The introduction of Treating Customers Fairly (TCF) in 2006 was a seminal moment and set the direction of travel for what has come since.
Regulatory changes in recent years, including the Insurance Distribution Directive (IDD), the Senior Managers and Certification Regime (SM&CR), Product Oversight and Governance and, more recently, new guidance on the fair treatment of vulnerable customers, have seen the FCA encourage and, where relevant, enforce, positive practices and behaviours that seek to avoid consumer detriment in the financial services market.
The latest stage in this evolution is the Consumer Duty, which is expected to be finalised and published at the end of this month. Firms will have until April 2023 to implement the required reforms.
FCA Chief Executive Nikhil Rathi, in a recent speech at the Peterson Institute for International Economics in Washington DC, noted that Consumer Duty will ‘break new ground’ by ensuring ‘all firms take account of the actual impact of their services and product suitability on the consumer.’
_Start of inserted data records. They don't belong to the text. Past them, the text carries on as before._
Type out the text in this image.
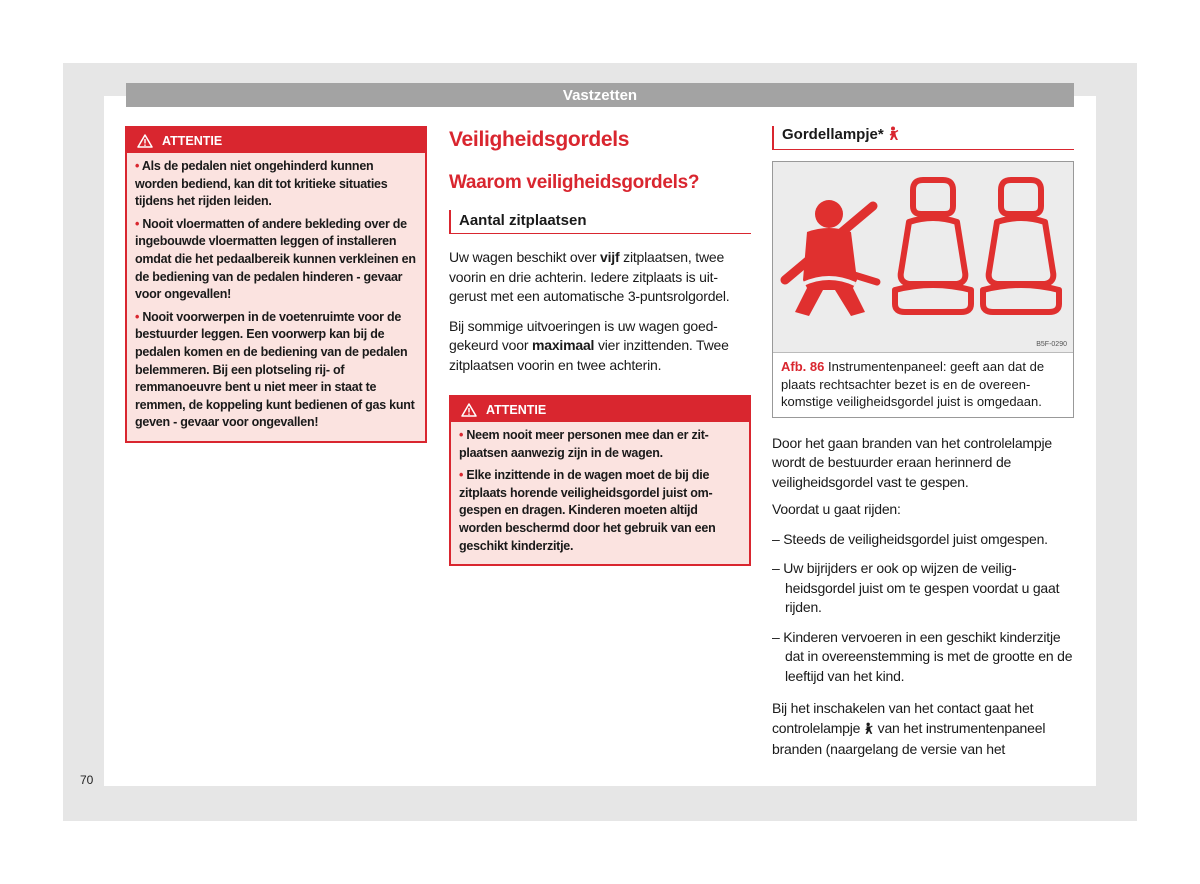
Vastzetten
ATTENTIE
• Als de pedalen niet ongehinderd kunnen worden bediend, kan dit tot kritieke situaties tijdens het rijden leiden.
• Nooit vloermatten of andere bekleding over de ingebouwde vloermatten leggen of installeren omdat die het pedaalbereik kunnen verkleinen en de bediening van de pedalen hinderen - gevaar voor ongevallen!
• Nooit voorwerpen in de voetenruimte voor de bestuurder leggen. Een voorwerp kan bij de pedalen komen en de bediening van de pedalen belemmeren. Bij een plotseling rij- of remmanoeuvre bent u niet meer in staat te remmen, de koppeling kunt bedienen of gas kunt geven - gevaar voor ongevallen!
Veiligheidsgordels
Waarom veiligheidsgordels?
Aantal zitplaatsen

Uw wagen beschikt over vijf zitplaatsen, twee voorin en drie achterin. Iedere zitplaats is uitgerust met een automatische 3-puntsrolgordel.

Bij sommige uitvoeringen is uw wagen goedgekeurd voor maximaal vier inzittenden. Twee zitplaatsen voorin en twee achterin.

ATTENTIE
• Neem nooit meer personen mee dan er zitplaatsen aanwezig zijn in de wagen.
• Elke inzittende in de wagen moet de bij die zitplaats horende veiligheidsgordel juist omgespen en dragen. Kinderen moeten altijd worden beschermd door het gebruik van een geschikt kinderzitje.
Gordellampje*
B5F-0290
Afb. 86 Instrumentenpaneel: geeft aan dat de plaats rechtsachter bezet is en de overeenkomstige veiligheidsgordel juist is omgedaan.

Door het gaan branden van het controlelampje wordt de bestuurder eraan herinnerd de veiligheidsgordel vast te gespen.

Voordat u gaat rijden:

– Steeds de veiligheidsgordel juist omgespen.
– Uw bijrijders er ook op wijzen de veiligheidsgordel juist om te gespen voordat u gaat rijden.
– Kinderen vervoeren in een geschikt kinderzitje dat in overeenstemming is met de grootte en de leeftijd van het kind.

Bij het inschakelen van het contact gaat het controlelampje  van het instrumentenpaneel branden (naargelang de versie van het

70
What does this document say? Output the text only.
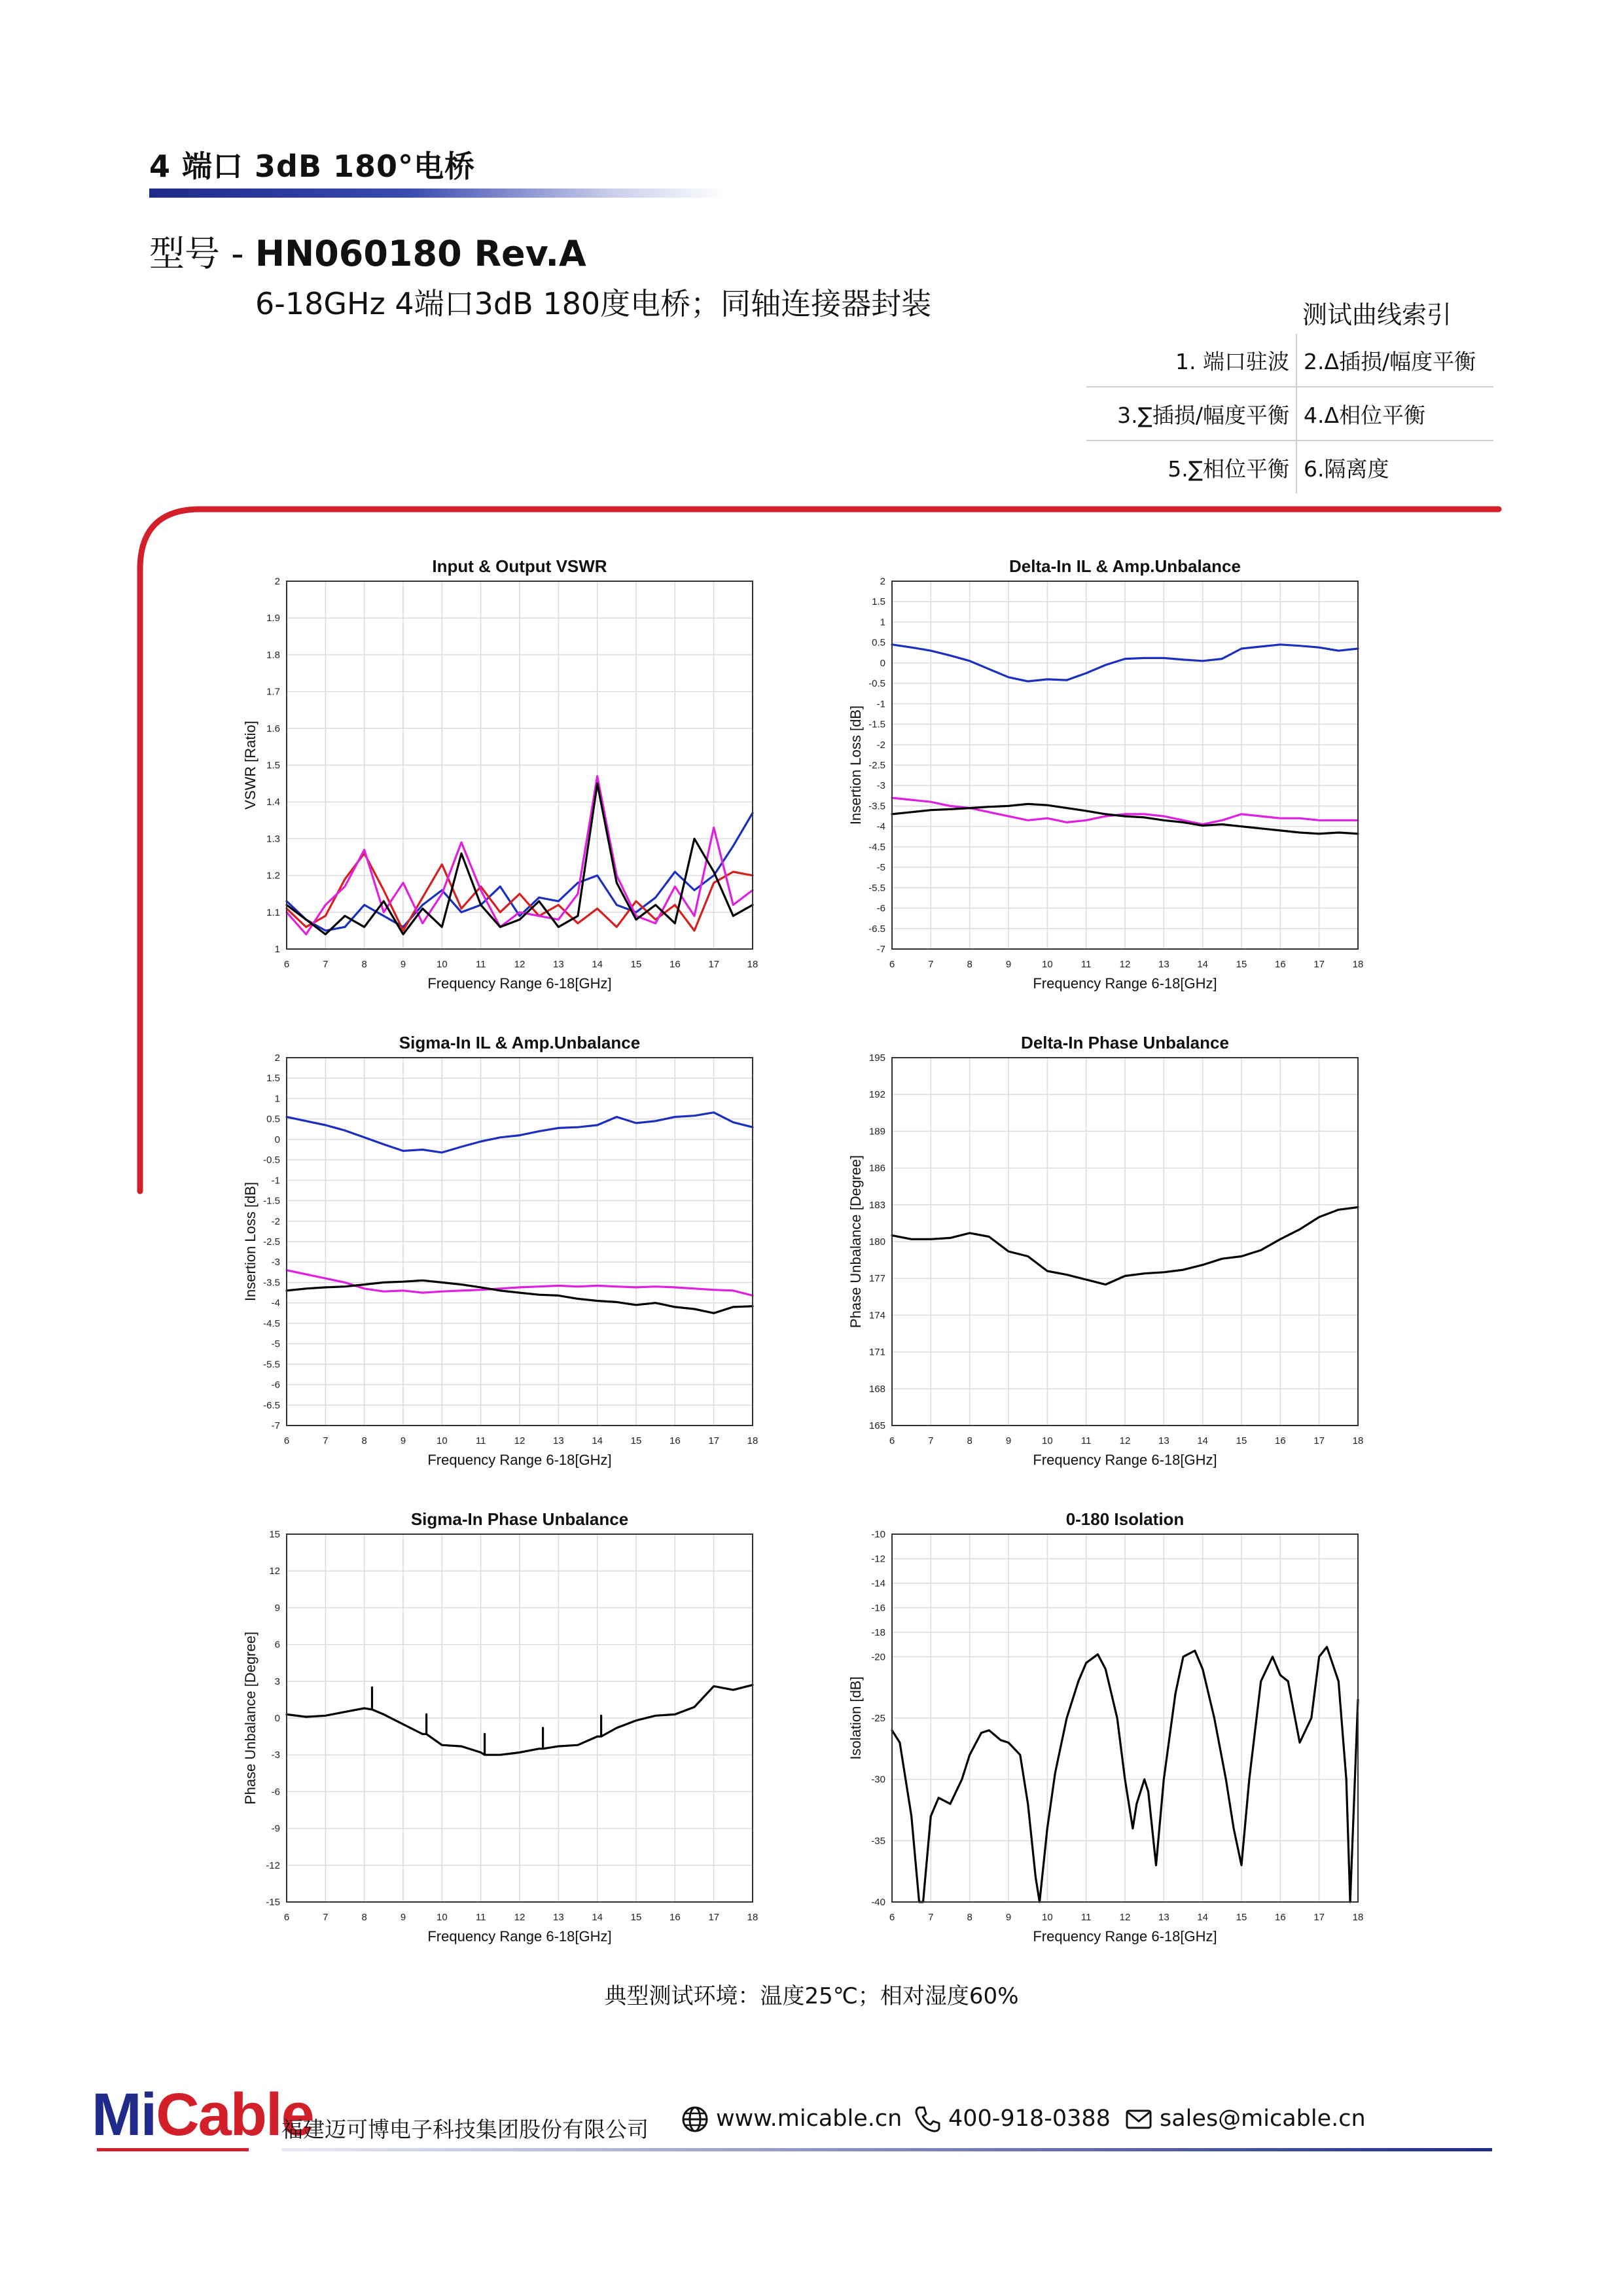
4 端口 3dB 180°电桥
型号 - HN060180 Rev.A
6-18GHz 4端口3dB 180度电桥；同轴连接器封装	测试曲线索引
1. 端口驻波	2.Δ插损/幅度平衡
3.∑插损/幅度平衡	4.Δ相位平衡
5.∑相位平衡	6.隔离度
6	7	8	9	10	11	12	13	14	15	16	17	18
1
1.1
1.2
1.3
1.4
1.5
1.6
1.7
1.8
1.9
2
Input & Output VSWR
Frequency Range 6-18[GHz]
VSWR [Ratio]
6	7	8	9	10	11	12	13	14	15	16	17	18
-7
-6.5
-6
-5.5
-5
-4.5
-4
-3.5
-3
-2.5
-2
-1.5
-1
-0.5
0
0.5
1
1.5
2
Delta-In IL & Amp.Unbalance
Frequency Range 6-18[GHz]
Insertion Loss [dB]
6	7	8	9	10	11	12	13	14	15	16	17	18
-7
-6.5
-6
-5.5
-5
-4.5
-4
-3.5
-3
-2.5
-2
-1.5
-1
-0.5
0
0.5
1
1.5
2
Sigma-In IL & Amp.Unbalance
Frequency Range 6-18[GHz]
Insertion Loss [dB]
6	7	8	9	10	11	12	13	14	15	16	17	18
165
168
171
174
177
180
183
186
189
192
195
Delta-In Phase Unbalance
Frequency Range 6-18[GHz]
Phase Unbalance [Degree]
6	7	8	9	10	11	12	13	14	15	16	17	18
-15
-12
-9
-6
-3
0
3
6
9
12
15
Sigma-In Phase Unbalance
Frequency Range 6-18[GHz]
Phase Unbalance [Degree]
6	7	8	9	10	11	12	13	14	15	16	17	18
-40
-35
-30
-25
-20
-18
-16
-14
-12
-10
0-180 Isolation
Frequency Range 6-18[GHz]
Isolation [dB]
典型测试环境：温度25℃；相对湿度60%
MiCable
福建迈可博电子科技集团股份有限公司	www.micable.cn	400-918-0388	sales@micable.cn
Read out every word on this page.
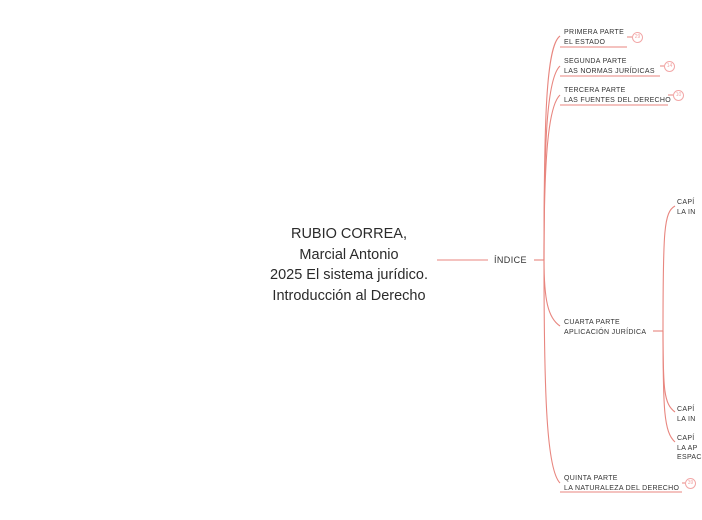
RUBIO CORREA,
Marcial Antonio
2025 El sistema jurídico.
Introducción al Derecho
ÍNDICE
PRIMERA PARTE
EL ESTADO
29
SEGUNDA PARTE
LAS NORMAS JURÍDICAS
14
TERCERA PARTE
LAS FUENTES DEL DERECHO
10
CUARTA PARTE
APLICACIÓN JURÍDICA
QUINTA PARTE
LA NATURALEZA DEL DERECHO
39
CAPÍ
LA IN
CAPÍ
LA IN
CAPÍ
LA AP
ESPAC
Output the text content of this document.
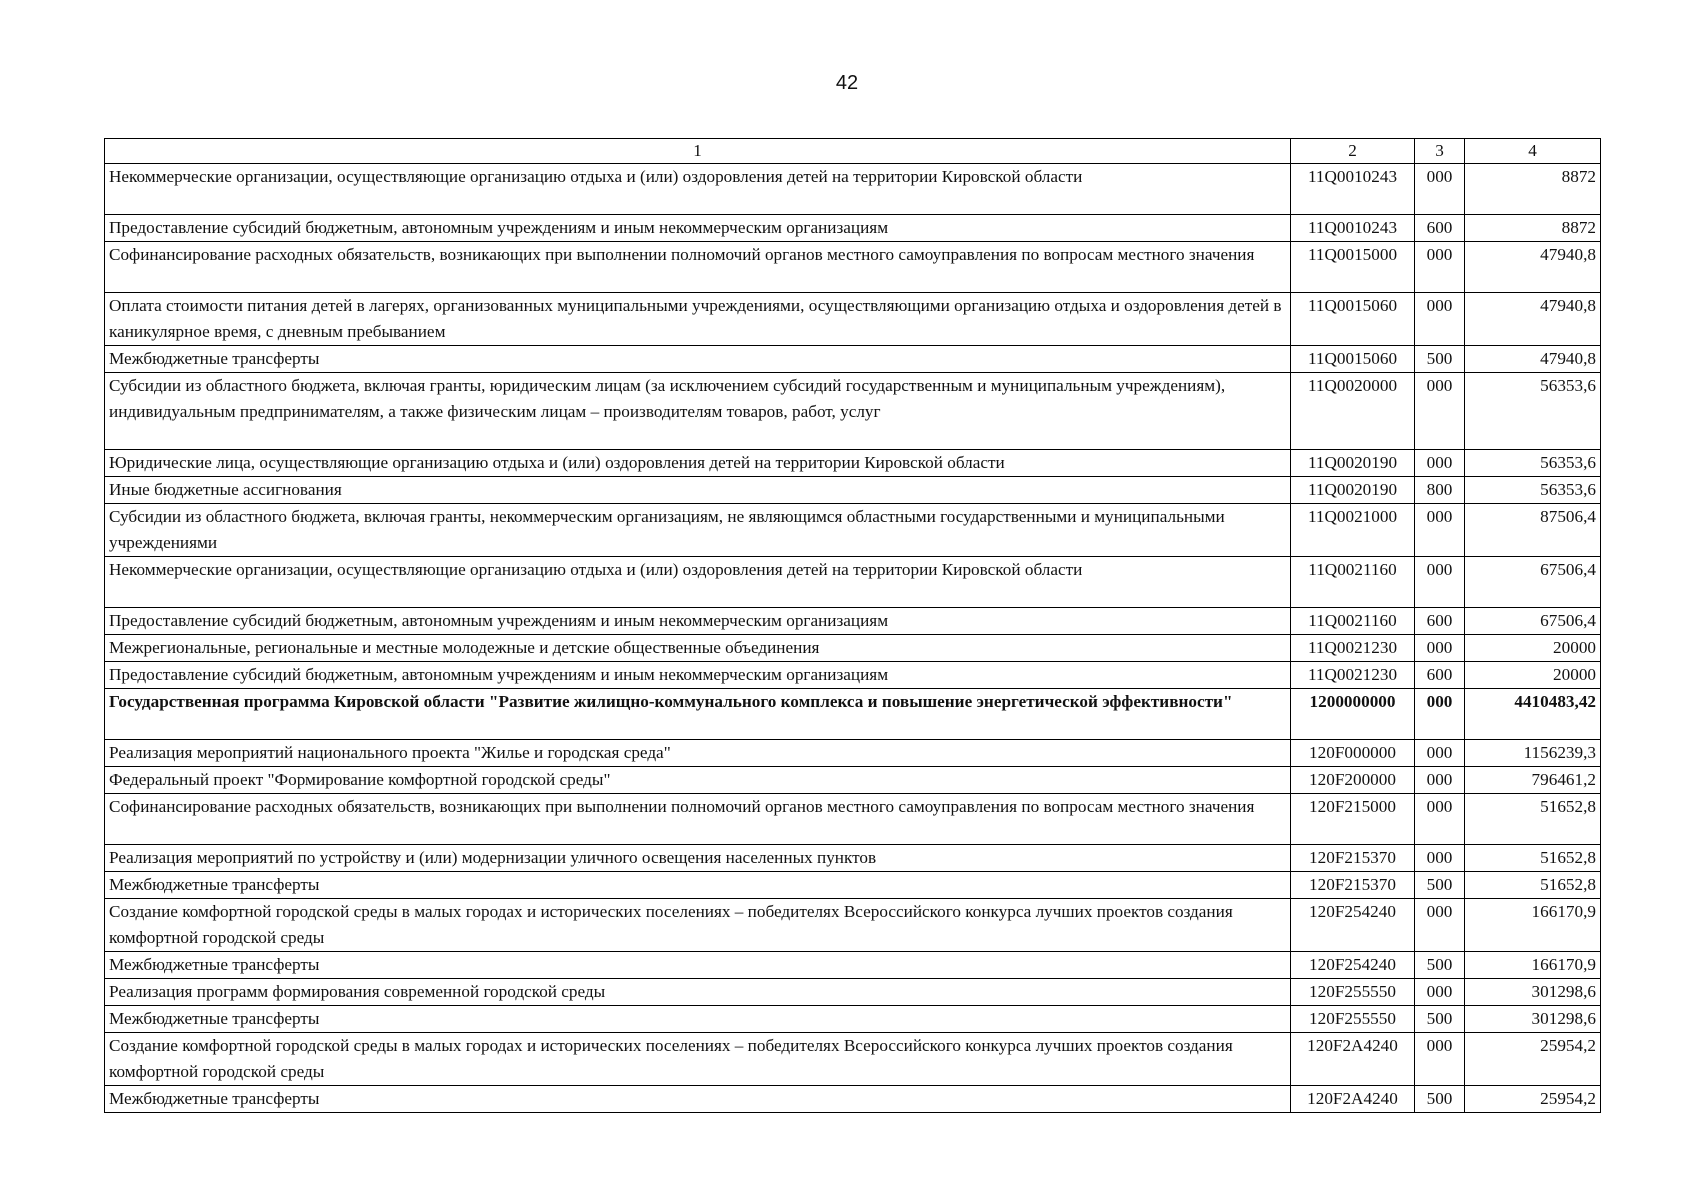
42
1	2	3	4
Некоммерческие организации, осуществляющие организацию отдыха и (или) оздоровления детей на территории Кировской области	11Q0010243	000	8872
Предоставление субсидий бюджетным, автономным учреждениям и иным некоммерческим организациям	11Q0010243	600	8872
Софинансирование расходных обязательств, возникающих при выполнении полномочий органов местного самоуправления по вопросам местного значения	11Q0015000	000	47940,8
Оплата стоимости питания детей в лагерях, организованных муниципальными учреждениями, осуществляющими организацию отдыха и оздоровления детей в каникулярное время, с дневным пребыванием	11Q0015060	000	47940,8
Межбюджетные трансферты	11Q0015060	500	47940,8
Субсидии из областного бюджета, включая гранты, юридическим лицам (за исключением субсидий государственным и муниципальным учреждениям), индивидуальным предпринимателям, а также физическим лицам – производителям товаров, работ, услуг	11Q0020000	000	56353,6
Юридические лица, осуществляющие организацию отдыха и (или) оздоровления детей на территории Кировской области	11Q0020190	000	56353,6
Иные бюджетные ассигнования	11Q0020190	800	56353,6
Субсидии из областного бюджета, включая гранты, некоммерческим организациям, не являющимся областными государственными и муниципальными учреждениями	11Q0021000	000	87506,4
Некоммерческие организации, осуществляющие организацию отдыха и (или) оздоровления детей на территории Кировской области	11Q0021160	000	67506,4
Предоставление субсидий бюджетным, автономным учреждениям и иным некоммерческим организациям	11Q0021160	600	67506,4
Межрегиональные, региональные и местные молодежные и детские общественные объединения	11Q0021230	000	20000
Предоставление субсидий бюджетным, автономным учреждениям и иным некоммерческим организациям	11Q0021230	600	20000
Государственная программа Кировской области "Развитие жилищно-коммунального комплекса и повышение энергетической эффективности"	1200000000	000	4410483,42
Реализация мероприятий национального проекта "Жилье и городская среда"	120F000000	000	1156239,3
Федеральный проект "Формирование комфортной городской среды"	120F200000	000	796461,2
Софинансирование расходных обязательств, возникающих при выполнении полномочий органов местного самоуправления по вопросам местного значения	120F215000	000	51652,8
Реализация мероприятий по устройству и (или) модернизации уличного освещения населенных пунктов	120F215370	000	51652,8
Межбюджетные трансферты	120F215370	500	51652,8
Создание комфортной городской среды в малых городах и исторических поселениях – победителях Всероссийского конкурса лучших проектов создания комфортной городской среды	120F254240	000	166170,9
Межбюджетные трансферты	120F254240	500	166170,9
Реализация программ формирования современной городской среды	120F255550	000	301298,6
Межбюджетные трансферты	120F255550	500	301298,6
Создание комфортной городской среды в малых городах и исторических поселениях – победителях Всероссийского конкурса лучших проектов создания комфортной городской среды	120F2A4240	000	25954,2
Межбюджетные трансферты	120F2A4240	500	25954,2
The Consumer Duty is indeed a far-reaching piece of regulation, which covers almost all areas where firms and consumers interact. It is informed by understandings of financial psychology, particularly around consumer behavioural biases, and how this knowledge can be used by firms either to the benefit or exploit consumers.
Consumer Duty introduces clearer and higher standards on the culture and conduct of regulated firms. It expects all firms to act in a way that meets the FCA’s expectations on the four outcomes of the Consumer Duty, namely:
- Products and services
- Price and value
- Consumer understanding
- Consumer support
Fundamentally, the FCA want to see customers being sold the right product, at the right price, in a way which is easy to understand, whilst receiving appropriate standards of customer service. RWA Insight will be providing a series of articles in the coming weeks and months that will look at each of these areas in more detail.
These outcomes should not seem alien to general insurance firms. If your firm has been adhering to and embracing the regulatory reforms of recent years, it should be well-placed to implement the Consumer Duty.
Consumer Duty, however, takes this consumer-focused regulation to the next level. Firms should now actively put consumers’ interests at the heart of their business culture. The products, services, communications, and customer engagement they provide should foster trust and confidence in the financial services market and equip consumers with the information they need to make informed financial decisions.